How a Fake Jewish Countess Saved Thousands of Poles During the Holocaust https://mosaicmagazine.com/picks/history-ideas/2024/02/how-a-fake-jewish-countess-saved-thousands-of-poles-during-the-holocaust/

February 28, 2024 | Shira Li Bartov
About the author:

Born in 1905 to a well-to-do Polish-speaking Jewish family in what was then Austria, later Poland, and now Ukraine, Janina Spinner studied mathematics and philosophy at a university, married her fellow student Henry Mehlberg, and then began a career as a teacher. With the arrival of the Nazis, the two sought a way to disguise their identities. Shira Li Bartov writes:

They fled with the help of Janina’s family friend, Count Andrzej Skrzyński, who promised to procure them false papers, jobs, and a place to live in Lublin. Transformed into Count Piotr Suchodolski, Henry got an agricultural job that allowed him to keep a low profile. But Janina—now Countess Suchodolska—was not content to evade death narrowly.

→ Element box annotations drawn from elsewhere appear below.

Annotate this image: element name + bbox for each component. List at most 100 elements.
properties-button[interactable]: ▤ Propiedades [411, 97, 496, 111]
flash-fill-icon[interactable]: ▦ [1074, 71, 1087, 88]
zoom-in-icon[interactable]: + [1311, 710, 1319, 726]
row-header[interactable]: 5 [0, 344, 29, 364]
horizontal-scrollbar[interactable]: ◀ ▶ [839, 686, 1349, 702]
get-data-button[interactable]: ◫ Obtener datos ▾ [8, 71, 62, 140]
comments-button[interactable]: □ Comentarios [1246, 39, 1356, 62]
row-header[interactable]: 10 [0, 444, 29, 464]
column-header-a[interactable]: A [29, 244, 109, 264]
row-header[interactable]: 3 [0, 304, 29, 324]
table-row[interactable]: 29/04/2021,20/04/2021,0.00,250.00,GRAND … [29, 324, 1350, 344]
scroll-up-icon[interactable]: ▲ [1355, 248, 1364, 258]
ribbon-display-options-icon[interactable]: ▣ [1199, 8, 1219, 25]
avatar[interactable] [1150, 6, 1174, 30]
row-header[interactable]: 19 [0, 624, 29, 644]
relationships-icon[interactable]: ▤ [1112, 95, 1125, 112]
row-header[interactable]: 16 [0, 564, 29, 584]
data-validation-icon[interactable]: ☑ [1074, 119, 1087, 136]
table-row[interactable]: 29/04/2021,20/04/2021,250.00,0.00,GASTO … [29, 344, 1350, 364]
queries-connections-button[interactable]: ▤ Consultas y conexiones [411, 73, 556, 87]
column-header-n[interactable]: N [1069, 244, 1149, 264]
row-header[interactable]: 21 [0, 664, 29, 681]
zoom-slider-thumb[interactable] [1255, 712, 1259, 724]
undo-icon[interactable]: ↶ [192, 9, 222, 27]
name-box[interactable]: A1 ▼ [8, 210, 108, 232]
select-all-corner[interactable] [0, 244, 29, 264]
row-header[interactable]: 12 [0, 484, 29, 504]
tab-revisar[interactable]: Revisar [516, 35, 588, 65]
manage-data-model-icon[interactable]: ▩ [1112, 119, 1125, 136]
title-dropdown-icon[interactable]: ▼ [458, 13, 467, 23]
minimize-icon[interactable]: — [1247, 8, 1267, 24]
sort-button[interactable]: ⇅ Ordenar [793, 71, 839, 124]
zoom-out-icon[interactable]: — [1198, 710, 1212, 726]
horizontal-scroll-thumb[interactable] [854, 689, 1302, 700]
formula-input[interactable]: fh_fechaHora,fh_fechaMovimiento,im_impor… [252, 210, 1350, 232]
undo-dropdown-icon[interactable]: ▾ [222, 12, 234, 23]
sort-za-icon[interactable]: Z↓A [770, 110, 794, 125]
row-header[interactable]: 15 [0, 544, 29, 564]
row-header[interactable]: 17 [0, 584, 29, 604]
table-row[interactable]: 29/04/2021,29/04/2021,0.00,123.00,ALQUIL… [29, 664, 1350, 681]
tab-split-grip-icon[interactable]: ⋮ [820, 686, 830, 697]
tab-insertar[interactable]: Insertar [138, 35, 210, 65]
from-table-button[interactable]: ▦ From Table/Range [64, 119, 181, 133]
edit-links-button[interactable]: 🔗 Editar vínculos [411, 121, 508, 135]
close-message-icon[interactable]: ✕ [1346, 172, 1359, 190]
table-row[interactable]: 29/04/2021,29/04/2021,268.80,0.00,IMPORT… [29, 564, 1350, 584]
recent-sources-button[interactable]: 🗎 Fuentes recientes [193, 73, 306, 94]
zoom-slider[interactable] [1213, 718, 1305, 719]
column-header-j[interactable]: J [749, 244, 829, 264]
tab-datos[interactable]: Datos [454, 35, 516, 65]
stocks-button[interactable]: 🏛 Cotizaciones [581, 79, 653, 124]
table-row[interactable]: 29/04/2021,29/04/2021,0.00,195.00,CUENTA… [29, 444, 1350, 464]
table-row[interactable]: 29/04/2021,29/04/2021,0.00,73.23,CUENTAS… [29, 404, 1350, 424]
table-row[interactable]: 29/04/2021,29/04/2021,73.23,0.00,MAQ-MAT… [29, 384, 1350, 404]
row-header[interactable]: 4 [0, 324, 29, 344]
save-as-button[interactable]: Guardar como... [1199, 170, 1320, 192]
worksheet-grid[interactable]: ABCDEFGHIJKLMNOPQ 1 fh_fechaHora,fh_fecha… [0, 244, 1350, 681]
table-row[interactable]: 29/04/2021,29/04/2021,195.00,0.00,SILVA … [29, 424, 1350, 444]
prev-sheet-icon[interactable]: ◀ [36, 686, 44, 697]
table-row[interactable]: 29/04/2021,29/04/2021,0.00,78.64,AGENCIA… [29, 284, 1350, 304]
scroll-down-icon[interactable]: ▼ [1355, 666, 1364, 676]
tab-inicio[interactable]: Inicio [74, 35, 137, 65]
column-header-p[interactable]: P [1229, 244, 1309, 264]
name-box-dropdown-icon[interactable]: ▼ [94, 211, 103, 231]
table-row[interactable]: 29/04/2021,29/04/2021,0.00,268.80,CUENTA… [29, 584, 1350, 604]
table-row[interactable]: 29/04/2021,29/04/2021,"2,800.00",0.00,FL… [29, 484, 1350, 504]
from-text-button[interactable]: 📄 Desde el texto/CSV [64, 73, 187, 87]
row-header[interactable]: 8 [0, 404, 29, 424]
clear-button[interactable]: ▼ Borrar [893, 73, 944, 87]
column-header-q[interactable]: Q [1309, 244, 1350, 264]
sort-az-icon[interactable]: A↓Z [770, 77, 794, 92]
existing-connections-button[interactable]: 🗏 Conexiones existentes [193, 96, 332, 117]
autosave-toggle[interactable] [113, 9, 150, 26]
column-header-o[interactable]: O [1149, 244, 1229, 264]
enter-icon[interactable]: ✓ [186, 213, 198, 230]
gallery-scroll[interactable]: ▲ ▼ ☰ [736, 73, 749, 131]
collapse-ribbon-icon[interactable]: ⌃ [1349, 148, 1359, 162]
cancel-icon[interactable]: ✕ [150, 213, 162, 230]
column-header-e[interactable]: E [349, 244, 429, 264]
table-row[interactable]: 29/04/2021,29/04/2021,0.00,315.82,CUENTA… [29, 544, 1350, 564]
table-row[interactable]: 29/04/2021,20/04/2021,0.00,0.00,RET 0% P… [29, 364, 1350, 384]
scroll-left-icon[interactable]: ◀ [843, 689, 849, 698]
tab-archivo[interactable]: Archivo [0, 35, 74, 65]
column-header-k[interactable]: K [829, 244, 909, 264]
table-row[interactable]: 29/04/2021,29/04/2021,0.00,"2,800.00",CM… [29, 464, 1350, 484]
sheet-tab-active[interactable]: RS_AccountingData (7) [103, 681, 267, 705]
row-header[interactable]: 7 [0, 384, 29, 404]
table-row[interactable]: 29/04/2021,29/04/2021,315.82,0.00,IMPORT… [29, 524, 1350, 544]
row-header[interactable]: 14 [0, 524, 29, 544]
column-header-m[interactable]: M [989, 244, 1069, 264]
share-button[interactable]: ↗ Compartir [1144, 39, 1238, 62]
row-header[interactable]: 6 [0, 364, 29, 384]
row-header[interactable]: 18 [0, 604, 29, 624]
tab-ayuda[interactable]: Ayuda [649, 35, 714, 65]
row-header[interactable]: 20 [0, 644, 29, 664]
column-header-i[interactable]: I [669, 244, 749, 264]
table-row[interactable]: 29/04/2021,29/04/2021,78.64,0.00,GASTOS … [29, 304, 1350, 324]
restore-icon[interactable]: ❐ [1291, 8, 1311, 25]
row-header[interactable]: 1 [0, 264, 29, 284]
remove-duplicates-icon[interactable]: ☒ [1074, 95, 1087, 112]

Without revealing that she was a Jew, Janina began working with the Polish underground, managed to negotiate with the Nazis for the release of almost 10,000 non-Jewish Poles from concentration camps, and arranged to bring food into Majdanek for Polish inmates. The Germans did not, however, allow any leniency when it came to Jewish prisoners:

Her efforts to help Jews were solitary and confined to the margins of her bureaucratic labor. She knew that Jews lived together with Poles at Majdanek and that each compound’s kitchen fed prisoners from the same cauldrons. As she strove to deliver more and more food into the camp, she held onto hope that it would enrich soup fed to all the prisoners, staving off starvation for thousands of Jews alongside Poles.

After World War II, Janina and her husband . . . immigrated to the United States and settled in Chicago, where she taught mathematics at the Illinois Institute of Technology and he taught philosophy at the University of Chicago. She wrote her memoir shortly before her death in 1969.

Here life is the subject of a new book titled The Counterfeit Countess.